What you have to prove is that functional superiority always necessitates ontological superiority...and that you can not do.


I don't have to prove any such thing - it's not relevant to the issue in 1 Cor 15:24.

You can start a new thread concerning this or any other passage. This thread concerns itself with Matthew 28:18.


You have been creating and posting in quite enough different threads as it is; there's no need for more on the issue of "all power" or "all authority". Indeed, Matt 28:18 and 1 Cor 15:24 are the only two verses containing this exact Greek phrase. And since it is central to your claim about the Matthew passage, and you say it has the same meaning in Corinthians, then the latter verse is equally relevant to this discussion thread.

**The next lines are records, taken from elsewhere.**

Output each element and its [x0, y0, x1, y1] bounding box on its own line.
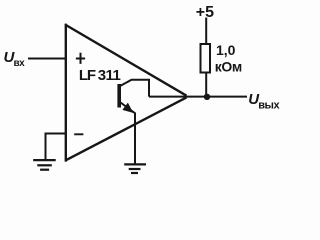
resistor R1 1,0 кОм body [201, 44, 211, 73]
wire +5 to resistor R1 [205, 18, 207, 45]
transistor Q1 collector wire [121, 80, 150, 97]
wire inverting input [46, 134, 67, 161]
svg-text:вых: вых [258, 100, 280, 112]
wire input to non-inverting pin [28, 58, 66, 60]
svg-text:1,0: 1,0 [216, 42, 236, 58]
wire resistor R1 to output node [205, 73, 207, 97]
pin - (inverting) [74, 133, 83, 135]
svg-text:вх: вх [14, 58, 26, 69]
op-amp U1 LF311 triangle [65, 24, 186, 162]
transistor Q1 emitter wire [121, 103, 136, 165]
transistor Q1 (open-collector output, base bar) [117, 84, 121, 108]
ground (emitter) [124, 164, 146, 173]
node output junction dot [204, 94, 210, 100]
transistor Q1 emitter arrowhead [123, 104, 132, 113]
svg-text:+5: +5 [196, 4, 214, 21]
svg-text:311: 311 [98, 67, 121, 84]
node Uвых output label [248, 91, 280, 112]
ground (inverting input) [33, 160, 56, 170]
node Uвх input label [4, 49, 26, 69]
svg-text:кОм: кОм [215, 58, 242, 74]
svg-text:LF: LF [79, 67, 96, 84]
pin + (non-inverting) [76, 53, 85, 64]
wire output (collector to output node and label) [149, 96, 247, 98]
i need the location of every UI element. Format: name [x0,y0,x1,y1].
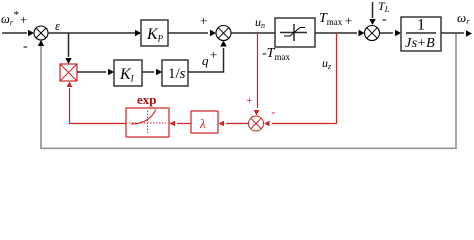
svg-text:ωr: ωr [457,10,470,26]
wire: M1 output to KI [77,69,114,75]
wire: KP output to S2 [168,30,216,36]
svg-text:+: + [20,12,27,27]
svg-text:exp: exp [137,92,157,107]
block exp nonlinearity [126,108,169,137]
wire: reference input into S1 [2,30,34,36]
block KP proportional gain [141,20,168,46]
node un tap / red wire down to S4 [254,34,260,116]
summing junction S1 [34,26,48,40]
multiplier M1 red box [60,64,77,81]
svg-text:un: un [255,15,265,30]
wire: KI output to integrator [142,69,162,75]
svg-text:-: - [271,104,275,119]
wire: error signal S1 to KP [48,30,141,36]
arrowhead feedback into S1 [38,40,44,46]
wire: lambda to exp block [170,121,192,127]
svg-text:+: + [210,47,217,62]
svg-text:-: - [23,39,28,54]
svg-text:-Tmax: -Tmax [262,46,290,62]
svg-text:-: - [382,12,387,27]
summing junction S3 [365,26,380,41]
wire: S2 output to saturation [231,32,275,34]
svg-text:q: q [202,53,209,68]
node uz tap / red wire down and left to S4 [264,34,337,126]
svg-text:uz: uz [322,56,332,71]
block 1/s integrator [162,60,188,86]
summing junction S2 [216,26,231,41]
svg-text:1: 1 [417,17,425,34]
wire: load torque TL into S3 [369,2,375,25]
summing junction S4 red [249,116,264,131]
svg-text:ωr*: ωr* [1,9,19,27]
svg-text:+: + [200,13,207,28]
svg-text:1/s: 1/s [168,66,186,82]
wire: speed feedback grey path right-bottom-left [41,34,456,148]
wire: error drop to multiplier M1 [65,33,71,64]
svg-text:+: + [246,93,253,107]
wire: S4 output to lambda block [219,121,249,127]
block KI integral gain [114,60,142,86]
block plant 1/(Js+B) [401,17,441,52]
wire: S3 to plant [380,30,402,36]
svg-text:ε: ε [55,18,61,33]
svg-text:Tmax: Tmax [319,11,343,27]
wire: saturation output to S3 [315,30,365,36]
block lambda gain [191,111,218,133]
block saturation limiter [275,18,315,47]
wire: q from integrator up into S2 [188,41,227,73]
svg-text:+: + [345,13,352,28]
wire: plant output wr [441,30,472,36]
svg-text:λ: λ [199,116,206,131]
wire: exp output left and up into M1 [67,82,126,124]
svg-text:Js+B: Js+B [405,36,435,51]
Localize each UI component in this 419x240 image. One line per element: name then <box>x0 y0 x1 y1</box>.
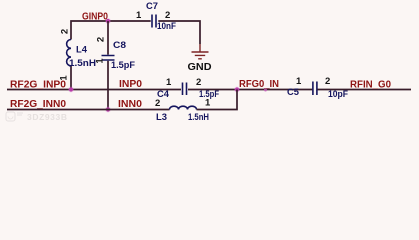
stray net-name anchor mark <box>264 89 267 92</box>
svg-text:INN0: INN0 <box>118 99 142 110</box>
svg-text:C8: C8 <box>113 40 126 50</box>
svg-text:RF2G_INP0: RF2G_INP0 <box>10 80 66 91</box>
inductor L3 arcs <box>170 106 197 109</box>
svg-text:10nF: 10nF <box>157 21 176 31</box>
wire row1 left segment <box>7 89 181 91</box>
junction dot C8 to row2 <box>105 107 111 113</box>
svg-text:2: 2 <box>325 76 330 87</box>
svg-text:1.5pF: 1.5pF <box>111 60 136 70</box>
wire row1 mid segment <box>188 89 312 91</box>
svg-text:1: 1 <box>136 10 142 21</box>
svg-text:1.5nH: 1.5nH <box>69 58 96 68</box>
wire C8 branch lower crossing row1 down to row2 <box>107 61 109 110</box>
svg-text:10pF: 10pF <box>328 89 348 99</box>
capacitor C5 plates <box>313 82 317 96</box>
svg-text:1: 1 <box>205 98 211 109</box>
svg-text:2: 2 <box>96 37 107 42</box>
ground stem <box>199 44 201 52</box>
capacitor C8 plates <box>102 56 115 61</box>
ground bars <box>192 52 209 59</box>
watermark <box>6 112 23 121</box>
svg-text:RF2G_INN0: RF2G_INN0 <box>10 99 66 110</box>
svg-text:2: 2 <box>196 77 201 88</box>
svg-text:RFG0_IN: RFG0_IN <box>239 79 279 90</box>
svg-text:C7: C7 <box>146 1 158 11</box>
capacitor C7 plates <box>152 15 156 28</box>
svg-text:2: 2 <box>165 10 170 21</box>
svg-text:L3: L3 <box>156 112 167 122</box>
svg-text:RFIN_G0: RFIN_G0 <box>350 79 391 90</box>
svg-text:L4: L4 <box>76 45 87 55</box>
wire row2 right segment and riser to row1 <box>197 90 238 110</box>
svg-text:3DZ933B: 3DZ933B <box>27 112 68 122</box>
wire top net GINP0 <box>71 21 151 90</box>
junction dot L4 to row1 <box>68 87 74 93</box>
svg-text:GND: GND <box>188 62 212 73</box>
svg-text:1: 1 <box>166 77 172 88</box>
svg-text:C5: C5 <box>287 87 299 97</box>
inductor L4 arcs <box>67 40 71 66</box>
svg-text:GINP0: GINP0 <box>82 12 108 23</box>
svg-text:1: 1 <box>296 76 302 87</box>
junction dot at GINP0/C8 <box>105 18 111 24</box>
svg-text:INP0: INP0 <box>119 79 142 90</box>
svg-text:2: 2 <box>60 29 71 34</box>
svg-text:1.5nH: 1.5nH <box>188 112 209 122</box>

Matthew 28:18 teaches that Christ has all-power. No sources (your opinions do not count) have yet been supplied that somehow limits the use of "all" here...and an all-powerful/omnipotent Being is the same thing as saying the "Almighty".

Danker: the right to control or command, authority, absolute power, warrant
Of Jesus' total authority Mt 28:18 (A Greek-English Lexicon of the New Testament and Other Early Christian Literature, exousia, page 353).

Do you know what "total" means?


No, in point of fact, Mat 28:18 does not teach that Jesus has all power, i.e. authority. To do that, he would have said "I have all authority", and the record of his words would use the verb 'echo' - "I have". But he didn't say that. The verb is in fact a form of 'didomi' - to give, So, exactly as has been repeatedly pointed out, this passage teaches that all power has been given to Jesus. This teaching directly and totally precludes the possibility that Jesus is God, for who could give God authority that he does not already have?

You consistently fail to address this most basic point, just as you fail to answer the problem you created for yourself by claiming that "all authority" in 1 Cor 15:24 means God's omnipotence. Your interpretation in that latter verse directly leads to absurd consequences, but still you won't acknowledge that your interpretation must therefore be wrong.

Edited by Mark Taunton, 20 August 2012 - 07:39 PM.